Gnowangerup
Postcode: 6335
Typical sleepy wheat and sheep service town.
Gnowangerup is located 335 km south east of Perth and is a typical wheat and sheep town. It probably acquired its unusual name from the local Aboriginal word ‘gnowneerup’ meaning the ‘place of mallee hen eggs’. There was a time when the local people attempted to change the town’s name but, in spite of a number of suggestions, the State Lands Department refused.
The first European into the area was John Septimus Roe, the Western Australian surveyor-general, who, on one of the eight expeditions which he made between 1830-1835, passed through the area.

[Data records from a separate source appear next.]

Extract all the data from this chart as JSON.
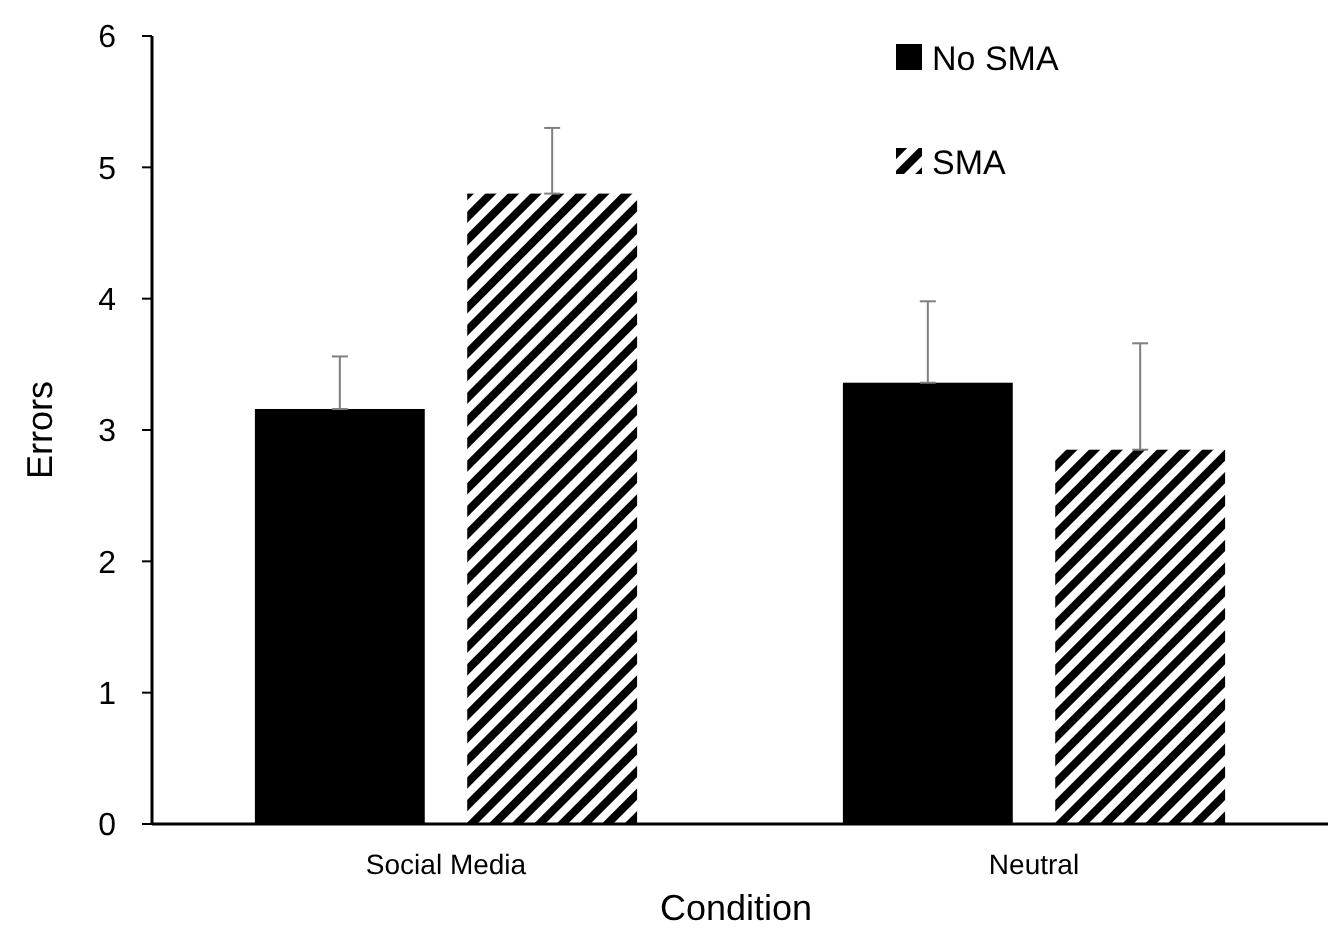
{
  "chart_data": {
    "type": "bar",
    "xlabel": "Condition",
    "ylabel": "Errors",
    "categories": [
      "Social Media",
      "Neutral"
    ],
    "series": [
      {
        "name": "No SMA",
        "color": "#000000",
        "values": [
          3.16,
          3.36
        ],
        "errors": [
          [
            3.16,
            3.56
          ],
          [
            3.36,
            3.98
          ]
        ]
      },
      {
        "name": "SMA",
        "color": "#000000",
        "values": [
          4.8,
          2.85
        ],
        "errors": [
          [
            4.8,
            5.3
          ],
          [
            2.85,
            3.66
          ]
        ]
      }
    ],
    "ylim": [
      0,
      6
    ],
    "yticks": [
      0,
      1,
      2,
      3,
      4,
      5,
      6
    ],
    "grid": false,
    "legend": "top right"
  }
}
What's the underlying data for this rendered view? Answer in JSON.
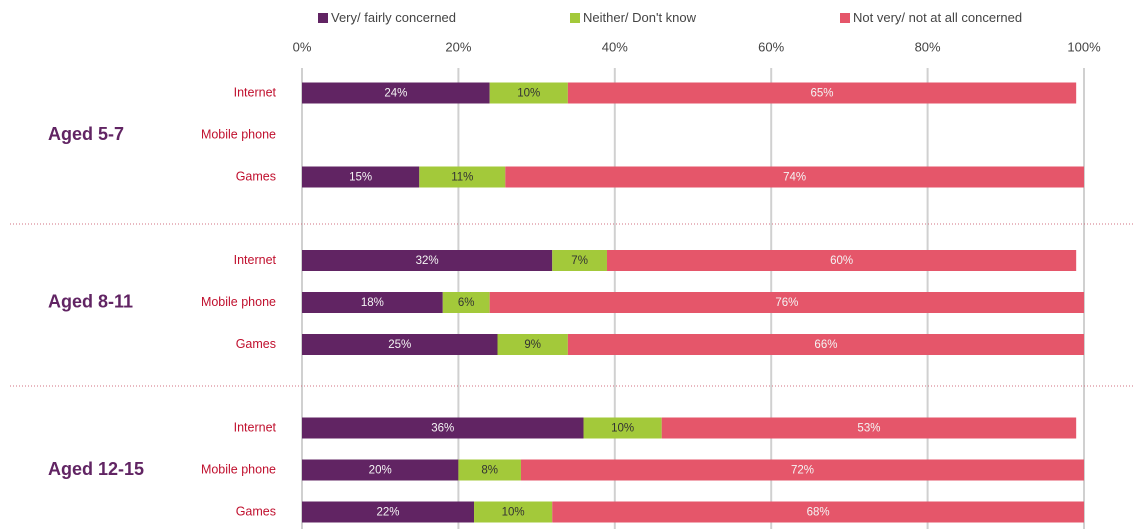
{
  "chart_data": {
    "type": "stacked-bar-horizontal",
    "groups": [
      "Aged 5-7",
      "Aged 8-11",
      "Aged 12-15"
    ],
    "categories": [
      "Internet",
      "Mobile phone",
      "Games",
      "Internet",
      "Mobile phone",
      "Games",
      "Internet",
      "Mobile phone",
      "Games"
    ],
    "series": [
      {
        "name": "Very/ fairly concerned",
        "color": "#612463",
        "values": [
          24,
          null,
          15,
          32,
          18,
          25,
          36,
          20,
          22
        ],
        "value_labels": [
          "24%",
          null,
          "15%",
          "32%",
          "18%",
          "25%",
          "36%",
          "20%",
          "22%"
        ]
      },
      {
        "name": "Neither/ Don't know",
        "color": "#a3c93a",
        "values": [
          10,
          null,
          11,
          7,
          6,
          9,
          10,
          8,
          10
        ],
        "value_labels": [
          "10%",
          null,
          "11%",
          "7%",
          "6%",
          "9%",
          "10%",
          "8%",
          "10%"
        ]
      },
      {
        "name": "Not very/ not at all concerned",
        "color": "#e5566a",
        "values": [
          65,
          null,
          74,
          60,
          76,
          66,
          53,
          72,
          68
        ],
        "value_labels": [
          "65%",
          null,
          "74%",
          "60%",
          "76%",
          "66%",
          "53%",
          "72%",
          "68%"
        ]
      }
    ],
    "xlim": [
      0,
      100
    ],
    "xticks": [
      {
        "value": 0,
        "label": "0%"
      },
      {
        "value": 20,
        "label": "20%"
      },
      {
        "value": 40,
        "label": "40%"
      },
      {
        "value": 60,
        "label": "60%"
      },
      {
        "value": 80,
        "label": "80%"
      },
      {
        "value": 100,
        "label": "100%"
      }
    ],
    "grid": true
  }
}
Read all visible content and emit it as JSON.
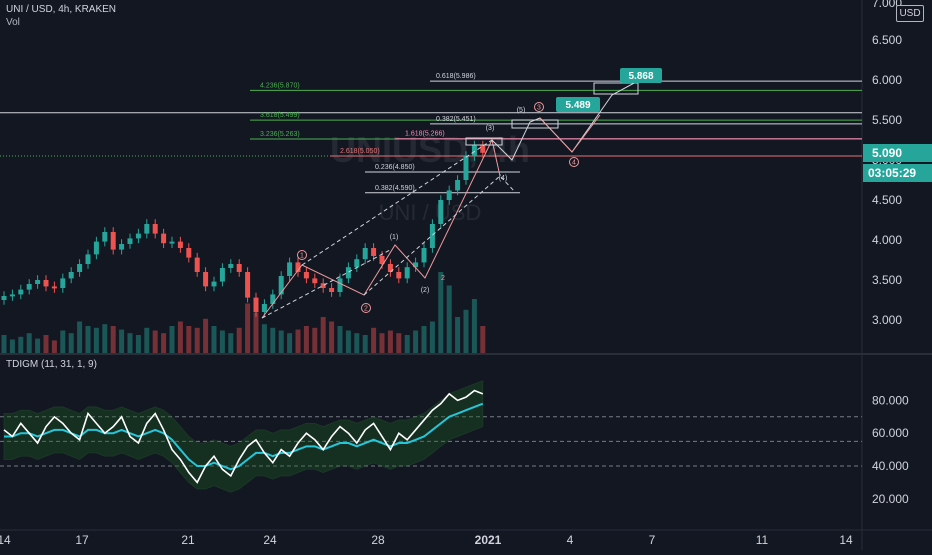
{
  "header": {
    "symbol_line": "UNI / USD, 4h, KRAKEN",
    "volume_label": "Vol",
    "currency_button": "USD",
    "watermark_primary": "UNIUSD, 4h",
    "watermark_secondary": "UNI / USD",
    "top_clip_label": "7.000"
  },
  "chart_data": [
    {
      "type": "line",
      "name": "price-panel",
      "title": "UNI / USD, 4h, KRAKEN",
      "ylim": [
        2.6,
        7.0
      ],
      "y_ticks": [
        "6.500",
        "6.000",
        "5.500",
        "5.000",
        "4.500",
        "4.000",
        "3.500",
        "3.000"
      ],
      "x_ticks": [
        "14",
        "17",
        "21",
        "24",
        "28",
        "2021",
        "4",
        "7",
        "11",
        "14"
      ],
      "current_price": "5.090",
      "countdown": "03:05:29",
      "price_series": [
        3.3,
        3.32,
        3.38,
        3.45,
        3.5,
        3.42,
        3.4,
        3.52,
        3.6,
        3.7,
        3.82,
        3.98,
        4.1,
        3.88,
        3.95,
        4.02,
        4.08,
        4.2,
        4.08,
        3.96,
        3.98,
        3.9,
        3.78,
        3.6,
        3.42,
        3.48,
        3.65,
        3.7,
        3.6,
        3.28,
        3.1,
        3.2,
        3.32,
        3.55,
        3.72,
        3.6,
        3.52,
        3.46,
        3.4,
        3.35,
        3.52,
        3.66,
        3.76,
        3.9,
        3.8,
        3.7,
        3.6,
        3.52,
        3.66,
        3.72,
        3.9,
        4.2,
        4.5,
        4.62,
        4.75,
        5.05,
        5.18,
        5.09
      ],
      "volume_series": [
        0.2,
        0.15,
        0.18,
        0.22,
        0.16,
        0.2,
        0.14,
        0.25,
        0.22,
        0.35,
        0.3,
        0.28,
        0.32,
        0.3,
        0.26,
        0.22,
        0.2,
        0.28,
        0.25,
        0.22,
        0.3,
        0.35,
        0.3,
        0.28,
        0.38,
        0.3,
        0.25,
        0.22,
        0.28,
        0.55,
        0.45,
        0.32,
        0.28,
        0.25,
        0.22,
        0.26,
        0.3,
        0.28,
        0.4,
        0.35,
        0.3,
        0.25,
        0.22,
        0.2,
        0.28,
        0.22,
        0.25,
        0.22,
        0.2,
        0.25,
        0.3,
        0.35,
        0.9,
        0.75,
        0.4,
        0.48,
        0.6,
        0.3
      ],
      "fib_levels": [
        {
          "label": "4.236(5.870)",
          "value": 5.87,
          "color": "#4caf50"
        },
        {
          "label": "0.618(5.986)",
          "value": 5.986,
          "color": "#d1d4dc"
        },
        {
          "label": "3.618(5.499)",
          "value": 5.499,
          "color": "#4caf50"
        },
        {
          "label": "0.382(5.451)",
          "value": 5.451,
          "color": "#d1d4dc"
        },
        {
          "label": "3.236(5.263)",
          "value": 5.263,
          "color": "#4caf50"
        },
        {
          "label": "1.618(5.266)",
          "value": 5.266,
          "color": "#f48fb1"
        },
        {
          "label": "2.618(5.050)",
          "value": 5.05,
          "color": "#e57373"
        },
        {
          "label": "0.236(4.850)",
          "value": 4.85,
          "color": "#d1d4dc"
        },
        {
          "label": "0.382(4.590)",
          "value": 4.59,
          "color": "#d1d4dc"
        }
      ],
      "targets": [
        "5.868",
        "5.489"
      ],
      "wave_labels": [
        "1",
        "2",
        "3",
        "4",
        "(1)",
        "(2)",
        "(3)",
        "(4)",
        "(5)",
        "2"
      ]
    },
    {
      "type": "line",
      "name": "oscillator-panel",
      "title": "TDIGM (11, 31, 1, 9)",
      "ylim": [
        10,
        90
      ],
      "y_ticks": [
        "80.000",
        "60.000",
        "40.000",
        "20.000"
      ],
      "levels": [
        70,
        55,
        40
      ],
      "rsi": [
        62,
        58,
        66,
        60,
        54,
        64,
        70,
        66,
        60,
        56,
        72,
        66,
        60,
        64,
        70,
        58,
        54,
        66,
        72,
        62,
        50,
        44,
        36,
        30,
        40,
        46,
        38,
        34,
        44,
        52,
        56,
        48,
        42,
        50,
        46,
        54,
        60,
        56,
        50,
        58,
        64,
        60,
        54,
        62,
        66,
        58,
        50,
        60,
        56,
        62,
        68,
        74,
        78,
        84,
        80,
        82,
        86,
        84
      ],
      "signal": [
        58,
        58,
        60,
        60,
        58,
        60,
        62,
        62,
        60,
        58,
        62,
        62,
        60,
        60,
        62,
        60,
        58,
        60,
        62,
        60,
        56,
        50,
        44,
        40,
        40,
        42,
        40,
        38,
        40,
        44,
        48,
        48,
        46,
        48,
        48,
        50,
        52,
        52,
        50,
        52,
        54,
        54,
        52,
        54,
        56,
        54,
        52,
        54,
        54,
        56,
        58,
        62,
        66,
        70,
        72,
        74,
        76,
        78
      ]
    }
  ]
}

The area was settled by European pastoralists in the 1850s. By the 1870s Thomas Quinn had acquired the area around Gnowangerup Spring and was using it as pasture for the horses of the sandalwood cutters who moved through the area. It wasn’t until 1905 that the town was named and gazetted. The first merino sheep were introduced into the area in 1908, by 1912 the railway had arrived and by 1918 there was a butter factory in the town.
Today Gnowangerup is a typical farming service centre with its hotel/motel and its railway line, its farm machinery yards and its service shops providing the needs for the 2 500 people who live in the shire raising beef cattle and sheep or growing wheat, barley, lupins, peas and linseed.